Comment 4 SpanKY gentoo-dev 2007-12-04 07:23:55 UTC
append-lfs-flags adds the correct CPPFLAGS to the build

this bug is about 2gb support which is fixed ... please clone the bug with only relevant information about your other problem
Comment 5 Tim Weber 2007-12-04 07:52:02 UTC
You're right, sorry.

However, while researching about the other bug, I found out that it's a known problem upstream and that it will be fixed in Zip 3.0. If you read the FAQ page carefully, it even says so explicitly:

"recompiling with the -DLARGEFILE_SOURCE -D_FILE_OFFSET_BITS=64 options [...] will allow the utilities to handle uncompressed data files greater than 2 GB in size, as long as the total size of the archive containing them is less than 2 GB."

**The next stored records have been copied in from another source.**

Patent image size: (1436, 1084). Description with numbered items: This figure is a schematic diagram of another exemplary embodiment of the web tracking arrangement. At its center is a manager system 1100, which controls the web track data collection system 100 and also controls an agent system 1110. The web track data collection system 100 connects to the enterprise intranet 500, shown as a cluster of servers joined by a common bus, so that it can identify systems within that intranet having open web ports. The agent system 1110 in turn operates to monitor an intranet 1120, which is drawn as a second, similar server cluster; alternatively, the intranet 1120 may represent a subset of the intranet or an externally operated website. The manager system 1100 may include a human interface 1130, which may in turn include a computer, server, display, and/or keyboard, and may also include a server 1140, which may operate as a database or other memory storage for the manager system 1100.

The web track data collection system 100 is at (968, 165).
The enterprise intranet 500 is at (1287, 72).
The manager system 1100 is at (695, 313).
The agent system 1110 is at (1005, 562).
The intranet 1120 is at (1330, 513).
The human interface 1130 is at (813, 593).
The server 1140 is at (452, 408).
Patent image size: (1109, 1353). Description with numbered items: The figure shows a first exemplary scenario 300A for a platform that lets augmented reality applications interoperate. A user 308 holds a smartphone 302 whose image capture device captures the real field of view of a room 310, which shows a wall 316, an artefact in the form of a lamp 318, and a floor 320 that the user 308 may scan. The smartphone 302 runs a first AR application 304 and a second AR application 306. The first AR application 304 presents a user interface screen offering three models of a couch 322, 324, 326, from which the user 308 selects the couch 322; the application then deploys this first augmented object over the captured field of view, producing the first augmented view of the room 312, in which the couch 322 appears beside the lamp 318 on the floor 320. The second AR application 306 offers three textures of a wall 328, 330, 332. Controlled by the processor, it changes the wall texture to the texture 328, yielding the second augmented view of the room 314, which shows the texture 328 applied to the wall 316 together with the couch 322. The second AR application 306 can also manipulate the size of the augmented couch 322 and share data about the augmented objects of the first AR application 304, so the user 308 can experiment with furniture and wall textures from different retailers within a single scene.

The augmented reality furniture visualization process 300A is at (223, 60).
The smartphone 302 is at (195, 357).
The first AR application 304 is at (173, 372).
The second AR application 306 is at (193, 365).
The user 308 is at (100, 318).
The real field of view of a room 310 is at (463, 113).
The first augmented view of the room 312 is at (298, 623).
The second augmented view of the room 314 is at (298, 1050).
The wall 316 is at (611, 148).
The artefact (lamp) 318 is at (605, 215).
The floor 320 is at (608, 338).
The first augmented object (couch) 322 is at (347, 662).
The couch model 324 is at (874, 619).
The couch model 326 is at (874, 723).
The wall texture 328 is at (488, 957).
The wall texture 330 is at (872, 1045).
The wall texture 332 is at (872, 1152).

See also: http://www.info-zip.org/board/board.pl?b-zipbugs/m-1192622583/

I won't open another bug, because the only thing that could happen to it would be to be closed RESOLVED WONTFIX or something like that. The fact that Zip can't handle >2GB archives is now documented well enough in our Bugzilla, I think anybody stumbling over that problem will find an answer, even though no solution, here.